The Coffee Table

477

Where the terror lies

Roughly forty-eight hours after Renee Nicole Macklin Good was killed in Minneapolis, I was out of sorts. Couldn’t get motivated to do things but didn’t feel right sitting down. Wasn’t sure if I was lonesome, depressed, or maybe coming down with something.

I didn’t connect my malaise with the shooting until almost dusk on Friday evening. Finally anger, dismay, fear, and bewilderment came bubbling up in sobs and tears, prompting an awareness that I’m living through a segment of American history that will be seen as distinctly dismal, if history is recorded with any truth whatsoever. My homeland, the free country where I was born and raised and have lived my entire life, has become a place of government-sanctioned terror.

Regardless of what one thinks about U.S. Immigration and Customs Enforcement (ICE) or its mission of deporting people purported to be in the country illegally, the shooting of Ms. Good should serve as an obvious indication that armed masked men shouting orders is not the best way to ensure compliance with officers of the law. If I were in the driver’s seat where Ms. Good sat, my life-long training as a woman in a nation where misogyny runs rampant, combined with my fight or flight instinct, would likely tell me to step on the gas and get away.

Of course, I don’t know exactly what transpired because I wasn’t there. I’ve seen multiple videos and read first person accounts, but the fact remains that I wasn’t there—so I can’t know for sure how the scene played out.  But President Trump, Vice President Vance, and Homeland Security Secretary Kristi Noem also were not there. Yet they quickly proclaimed the fault of the killing lay with the victim. Trump said Good “violently, willfully and viciously ran over the ICE officer…” Vance declared the shooting “…is a tragedy of her own making.” Noem declared Good’s action “an act of domestic terrorism.” Publicly jumping to these conclusions prior to a thorough investigation of the events doesn’t make anyone feel safer—except, maybe, ICE agents. Consider Vance’s declaration about the agent involved: “That guy is protected by absolute immunity…”

A chilling statement.

What I do know is that I would have been terrified. Whatever my reasoning for being in that place at that moment, when armed masked men are coming for me, I would have been afraid. And fear clouds judgment.  

Apparently, Jonathan Ross, the agent involved in the incident, also had reason to be afraid. After explaining that Ross had twice, in the last six months, been hit by motor vehicles, the vice president stated, “So you think maybe he’s a little bit sensitive about somebody ramming him with an automobile…” Perhaps Vance can cut the agent some slack. But it makes me wonder why the officer was directed to go on duty if he was on edge. Fear clouds judgment.

Noam called the agent “an experienced officer who followed his training.”

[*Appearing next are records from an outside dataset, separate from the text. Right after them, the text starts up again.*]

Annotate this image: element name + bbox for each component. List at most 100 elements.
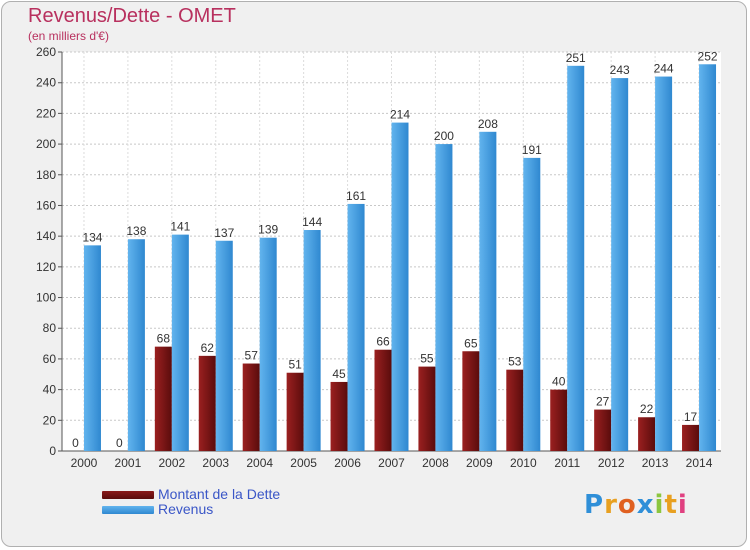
x-tick-label: 2003	[202, 456, 229, 470]
bar-dette-2009	[462, 351, 480, 451]
data-label-revenus-2010: 191	[522, 143, 542, 157]
bar-revenus-2007	[391, 122, 409, 451]
bar-dette-2002	[154, 346, 172, 451]
logo-letter: r	[604, 490, 618, 520]
bar-revenus-2013	[655, 76, 673, 452]
y-tick-label: 220	[36, 106, 56, 120]
bar-dette-2013	[638, 417, 656, 451]
bar-dette-2005	[286, 372, 304, 451]
y-tick-label: 160	[36, 198, 56, 212]
y-tick-label: 120	[36, 260, 56, 274]
bar-dette-2010	[506, 369, 524, 451]
logo-letter: x	[636, 490, 655, 520]
data-label-dette-2014: 17	[684, 410, 698, 424]
proxiti-logo: Proxiti	[584, 490, 688, 520]
legend-swatch-revenus	[102, 506, 154, 514]
data-label-dette-2001: 0	[116, 436, 123, 450]
x-tick-label: 2005	[290, 456, 317, 470]
x-tick-label: 2004	[246, 456, 273, 470]
bar-revenus-2001	[127, 239, 145, 451]
bar-revenus-2000	[83, 245, 101, 451]
data-label-revenus-2011: 251	[566, 51, 586, 65]
x-tick-label: 2009	[466, 456, 493, 470]
data-label-dette-2009: 65	[464, 336, 478, 350]
bar-dette-2008	[418, 366, 436, 451]
bar-revenus-2004	[259, 237, 277, 451]
y-tick-label: 260	[36, 45, 56, 59]
bar-revenus-2009	[479, 131, 497, 452]
chart-subtitle: (en milliers d'€)	[28, 29, 109, 43]
data-label-revenus-2004: 139	[258, 223, 278, 237]
bar-dette-2012	[594, 409, 612, 451]
data-label-revenus-2006: 161	[346, 189, 366, 203]
x-tick-label: 2008	[422, 456, 449, 470]
x-tick-label: 2000	[71, 456, 98, 470]
bar-dette-2006	[330, 381, 348, 451]
bar-dette-2004	[242, 363, 260, 451]
x-tick-label: 2011	[554, 456, 580, 470]
y-tick-label: 40	[43, 383, 57, 397]
bar-revenus-2002	[171, 234, 189, 451]
data-label-dette-2008: 55	[420, 352, 434, 366]
x-tick-label: 2012	[598, 456, 625, 470]
x-tick-label: 2014	[686, 456, 713, 470]
legend-label-dette: Montant de la Dette	[158, 486, 281, 502]
bar-revenus-2006	[347, 203, 365, 451]
bar-revenus-2011	[567, 65, 585, 452]
data-label-revenus-2002: 141	[170, 220, 190, 234]
x-tick-label: 2001	[115, 456, 142, 470]
logo-letter: P	[584, 490, 605, 520]
data-label-revenus-2003: 137	[214, 226, 234, 240]
bar-revenus-2012	[611, 78, 629, 451]
data-label-dette-2007: 66	[376, 335, 390, 349]
data-label-revenus-2008: 200	[434, 129, 454, 143]
logo-letter: i	[654, 490, 665, 520]
data-label-revenus-2005: 144	[302, 215, 322, 229]
bar-revenus-2010	[523, 157, 541, 451]
data-label-dette-2006: 45	[332, 367, 346, 381]
y-tick-label: 80	[43, 321, 57, 335]
data-label-revenus-2012: 243	[610, 63, 630, 77]
data-label-dette-2005: 51	[288, 358, 302, 372]
x-tick-label: 2010	[510, 456, 537, 470]
y-tick-label: 20	[43, 413, 57, 427]
y-tick-label: 60	[43, 352, 57, 366]
data-label-dette-2010: 53	[508, 355, 522, 369]
data-label-dette-2011: 40	[552, 375, 566, 389]
y-tick-label: 100	[36, 291, 56, 305]
logo-letter: i	[677, 490, 688, 520]
x-tick-label: 2013	[642, 456, 669, 470]
data-label-dette-2013: 22	[640, 402, 654, 416]
y-tick-label: 140	[36, 229, 56, 243]
logo-letter: t	[664, 490, 678, 520]
data-label-dette-2002: 68	[157, 332, 171, 346]
bar-revenus-2003	[215, 240, 233, 451]
data-label-dette-2004: 57	[245, 349, 259, 363]
chart-title: Revenus/Dette - OMET	[28, 5, 236, 27]
bar-revenus-2005	[303, 230, 321, 451]
data-label-dette-2003: 62	[201, 341, 215, 355]
data-label-revenus-2001: 138	[126, 224, 146, 238]
x-tick-label: 2007	[378, 456, 405, 470]
bar-revenus-2008	[435, 144, 453, 452]
x-tick-label: 2002	[158, 456, 185, 470]
bar-dette-2014	[682, 424, 700, 451]
y-tick-label: 0	[49, 444, 56, 458]
legend-label-revenus: Revenus	[158, 501, 214, 517]
bar-dette-2003	[198, 355, 216, 451]
data-label-revenus-2014: 252	[698, 49, 718, 63]
y-tick-label: 200	[36, 137, 56, 151]
x-tick-label: 2006	[334, 456, 361, 470]
bar-dette-2011	[550, 389, 568, 451]
data-label-revenus-2007: 214	[390, 108, 410, 122]
bar-revenus-2014	[699, 64, 717, 452]
logo-letter: o	[617, 490, 637, 520]
bar-dette-2007	[374, 349, 392, 451]
data-label-dette-2000: 0	[72, 436, 79, 450]
data-label-dette-2012: 27	[596, 395, 610, 409]
data-label-revenus-2009: 208	[478, 117, 498, 131]
data-label-revenus-2013: 244	[654, 62, 674, 76]
legend-swatch-dette	[102, 491, 154, 499]
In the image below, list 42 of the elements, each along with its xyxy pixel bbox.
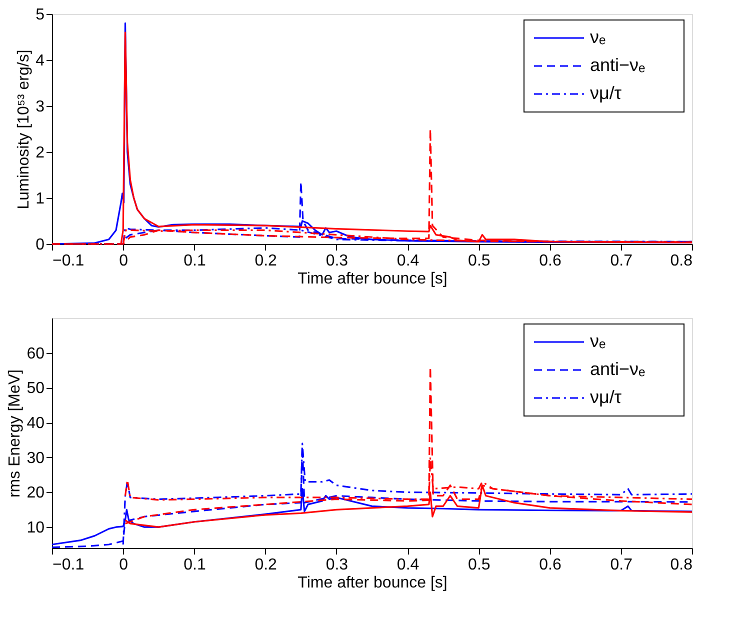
legend-label: νμ/τ xyxy=(590,387,622,407)
x-tick-label: 0.4 xyxy=(396,252,420,270)
y-axis-title: Luminosity [10⁵³ erg/s] xyxy=(16,50,33,210)
x-tick-label: 0.1 xyxy=(184,556,206,574)
y-tick-label: 3 xyxy=(36,98,45,116)
y-tick-label: 30 xyxy=(26,450,45,467)
x-tick-label: 0.7 xyxy=(610,252,633,270)
legend-label: anti−νₑ xyxy=(590,359,646,379)
x-tick-label: 0.2 xyxy=(254,556,278,574)
x-axis-title: Time after bounce [s] xyxy=(298,270,448,288)
y-tick-label: 0 xyxy=(36,236,45,254)
y-tick-label: 4 xyxy=(36,52,45,70)
y-tick-label: 50 xyxy=(26,380,45,398)
x-tick-label: −0.1 xyxy=(52,556,84,574)
x-tick-label: 0.7 xyxy=(610,556,633,574)
y-tick-label: 20 xyxy=(26,484,45,502)
y-tick-label: 2 xyxy=(36,144,45,162)
legend-label: νₑ xyxy=(590,331,606,351)
x-tick-label: 0.1 xyxy=(184,252,206,270)
x-tick-label: −0.1 xyxy=(52,252,84,270)
y-tick-label: 1 xyxy=(36,190,45,208)
x-tick-label: 0.8 xyxy=(670,252,693,270)
x-tick-label: 0.5 xyxy=(468,556,490,574)
x-tick-label: 0.2 xyxy=(254,252,278,270)
legend-label: νμ/τ xyxy=(590,83,622,103)
legend-label: νₑ xyxy=(590,27,606,47)
legend-label: anti−νₑ xyxy=(590,55,646,75)
x-tick-label: 0.8 xyxy=(670,556,693,574)
x-tick-label: 0.4 xyxy=(396,556,420,574)
y-tick-label: 40 xyxy=(26,415,45,432)
x-axis-title: Time after bounce [s] xyxy=(298,574,448,592)
x-tick-label: 0 xyxy=(119,252,128,270)
x-tick-label: 0.3 xyxy=(326,556,348,574)
x-tick-label: 0 xyxy=(119,556,128,574)
x-tick-label: 0.6 xyxy=(539,252,562,270)
y-tick-label: 10 xyxy=(26,520,45,537)
y-axis-title: rms Energy [MeV] xyxy=(6,369,24,498)
x-tick-label: 0.6 xyxy=(539,556,562,574)
y-tick-label: 60 xyxy=(26,345,45,362)
y-tick-label: 5 xyxy=(36,6,45,24)
x-tick-label: 0.3 xyxy=(326,252,348,270)
x-tick-label: 0.5 xyxy=(468,252,490,270)
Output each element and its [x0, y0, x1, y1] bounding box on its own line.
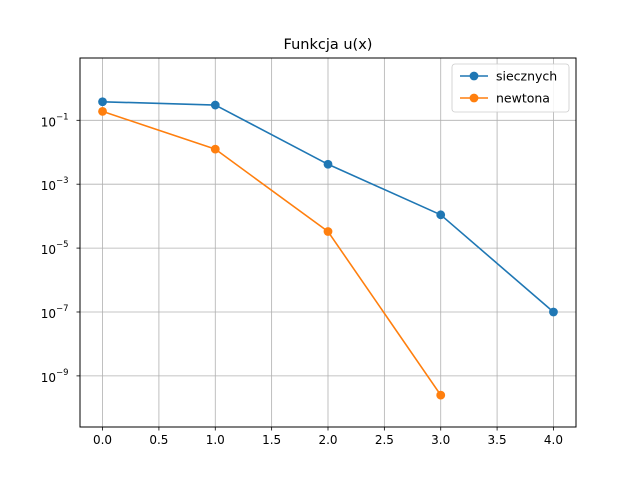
x-tick-label: 1.5	[262, 433, 281, 447]
data-point-siecznych	[323, 159, 333, 169]
data-point-siecznych	[210, 100, 220, 110]
legend: siecznych newtona	[451, 63, 570, 113]
x-tick-label: 1.0	[206, 433, 225, 447]
legend-marker-newtona	[469, 93, 479, 103]
y-tick-label-base: 10	[41, 371, 56, 385]
data-point-siecznych	[436, 210, 446, 220]
y-tick-label-exponent: −5	[56, 240, 69, 250]
x-tick-label: 3.0	[431, 433, 450, 447]
data-point-siecznych	[98, 97, 107, 107]
data-point-newtona	[436, 390, 446, 400]
x-tick-label: 2.5	[375, 433, 394, 447]
y-tick-label-base: 10	[41, 179, 56, 193]
y-tick-label-base: 10	[41, 307, 56, 321]
data-point-newtona	[98, 106, 107, 116]
x-tick-label: 2.0	[318, 433, 337, 447]
x-tick-label: 4.0	[544, 433, 563, 447]
y-axis: 10−110−310−510−710−9	[41, 112, 80, 385]
y-tick-label-base: 10	[41, 115, 56, 129]
data-point-newtona	[210, 144, 220, 154]
series-line-newtona	[102, 110, 442, 396]
y-tick-label-exponent: −3	[56, 176, 69, 186]
data-point-newtona	[323, 227, 333, 236]
y-tick-label-base: 10	[41, 243, 56, 257]
x-tick-label: 0.0	[93, 433, 112, 447]
legend-label-siecznych: siecznych	[496, 69, 557, 84]
y-tick-label-exponent: −1	[56, 112, 69, 122]
data-point-siecznych	[549, 307, 558, 317]
legend-marker-siecznych	[469, 71, 479, 81]
legend-label-newtona: newtona	[496, 91, 550, 106]
chart-title: Funkcja u(x)	[284, 37, 373, 53]
x-axis: 0.0 0.5 1.0 1.5 2.0 2.5 3.0 3.5 4.0	[93, 427, 563, 447]
y-tick-label-exponent: −9	[56, 368, 69, 378]
x-tick-label: 3.5	[488, 433, 507, 447]
series-markers	[98, 97, 558, 400]
y-tick-label-exponent: −7	[56, 304, 69, 314]
x-tick-label: 0.5	[149, 433, 168, 447]
grid-lines	[80, 58, 576, 427]
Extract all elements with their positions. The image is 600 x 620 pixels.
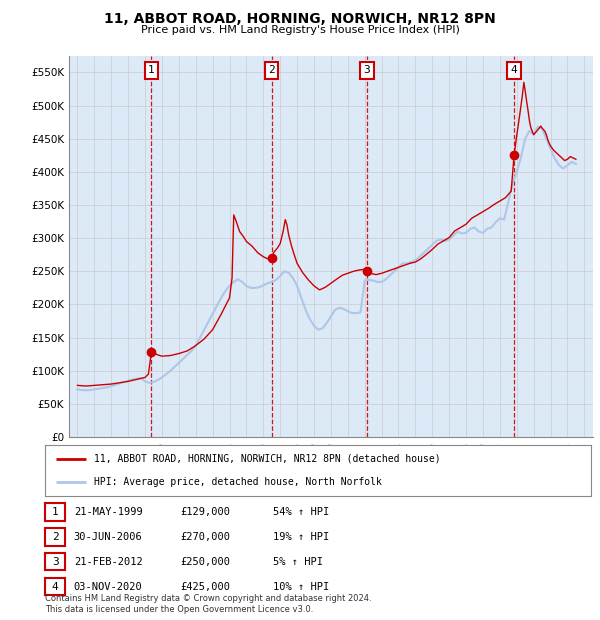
Text: This data is licensed under the Open Government Licence v3.0.: This data is licensed under the Open Gov… — [45, 604, 313, 614]
Text: £270,000: £270,000 — [180, 532, 230, 542]
Text: 03-NOV-2020: 03-NOV-2020 — [74, 582, 143, 591]
Text: 4: 4 — [52, 582, 59, 591]
Text: £250,000: £250,000 — [180, 557, 230, 567]
Text: 11, ABBOT ROAD, HORNING, NORWICH, NR12 8PN (detached house): 11, ABBOT ROAD, HORNING, NORWICH, NR12 8… — [94, 454, 441, 464]
Text: £129,000: £129,000 — [180, 507, 230, 517]
Text: 11, ABBOT ROAD, HORNING, NORWICH, NR12 8PN: 11, ABBOT ROAD, HORNING, NORWICH, NR12 8… — [104, 12, 496, 27]
Text: 4: 4 — [511, 65, 517, 76]
Text: Contains HM Land Registry data © Crown copyright and database right 2024.: Contains HM Land Registry data © Crown c… — [45, 593, 371, 603]
Text: 30-JUN-2006: 30-JUN-2006 — [74, 532, 143, 542]
Text: 21-MAY-1999: 21-MAY-1999 — [74, 507, 143, 517]
Text: 2: 2 — [52, 532, 59, 542]
Text: 5% ↑ HPI: 5% ↑ HPI — [273, 557, 323, 567]
Text: HPI: Average price, detached house, North Norfolk: HPI: Average price, detached house, Nort… — [94, 477, 382, 487]
Text: £425,000: £425,000 — [180, 582, 230, 591]
Text: 2: 2 — [268, 65, 275, 76]
Text: 21-FEB-2012: 21-FEB-2012 — [74, 557, 143, 567]
Text: 3: 3 — [364, 65, 370, 76]
Text: Price paid vs. HM Land Registry's House Price Index (HPI): Price paid vs. HM Land Registry's House … — [140, 25, 460, 35]
Text: 1: 1 — [52, 507, 59, 517]
Text: 10% ↑ HPI: 10% ↑ HPI — [273, 582, 329, 591]
Text: 19% ↑ HPI: 19% ↑ HPI — [273, 532, 329, 542]
Text: 1: 1 — [148, 65, 155, 76]
Text: 3: 3 — [52, 557, 59, 567]
Text: 54% ↑ HPI: 54% ↑ HPI — [273, 507, 329, 517]
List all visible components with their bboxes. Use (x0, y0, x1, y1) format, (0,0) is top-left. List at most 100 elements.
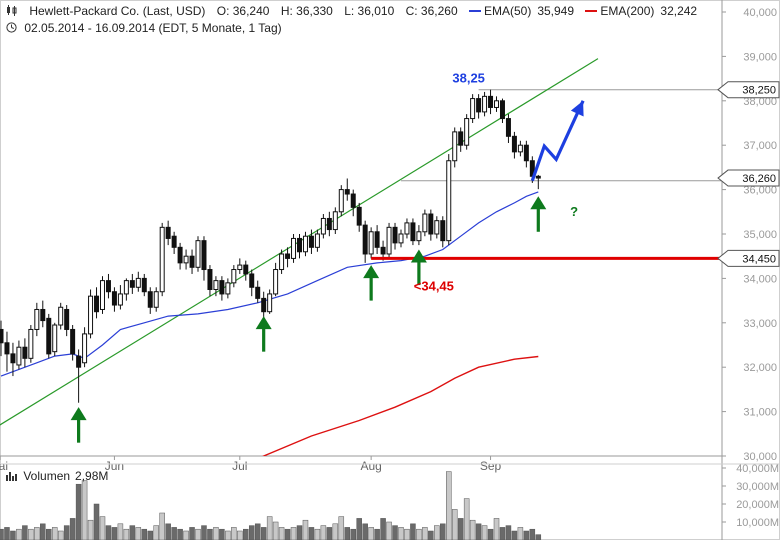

But several law enforcement officials publicly stated that officers are trained not to position themselves in front of vehicles, and to avoid shooting into moving vehicles. Is ICE training different?

My initial—instinctive—reaction to the incident was rage at a government thug. But the enduring terror lies in the response of the executive branch of our federal government. By publicly leaping to the defense of the shooter rather than assuring the population at large there will be a fair and impartial investigation of what transpired, our leaders are telling us no-one is safe. Ever. Anybody’s murder can be rationalized, letting government employees—and elected officials—off the hook.

1 COMMENT

  1. These horrors have been in the Heritage Foundation’s Project 2025 playbook and before. The actions represent targeting non-Republican, non-MAGA estranged States. They, ICE violations, are a violation of our Constitution and our Bill of Rights from “THE EPSTIEN FILES”!

    I’m wishing you the best with your publishing every other week. You are our lone, unbiased and reliable news resource for Eureka Springs and Carrol County.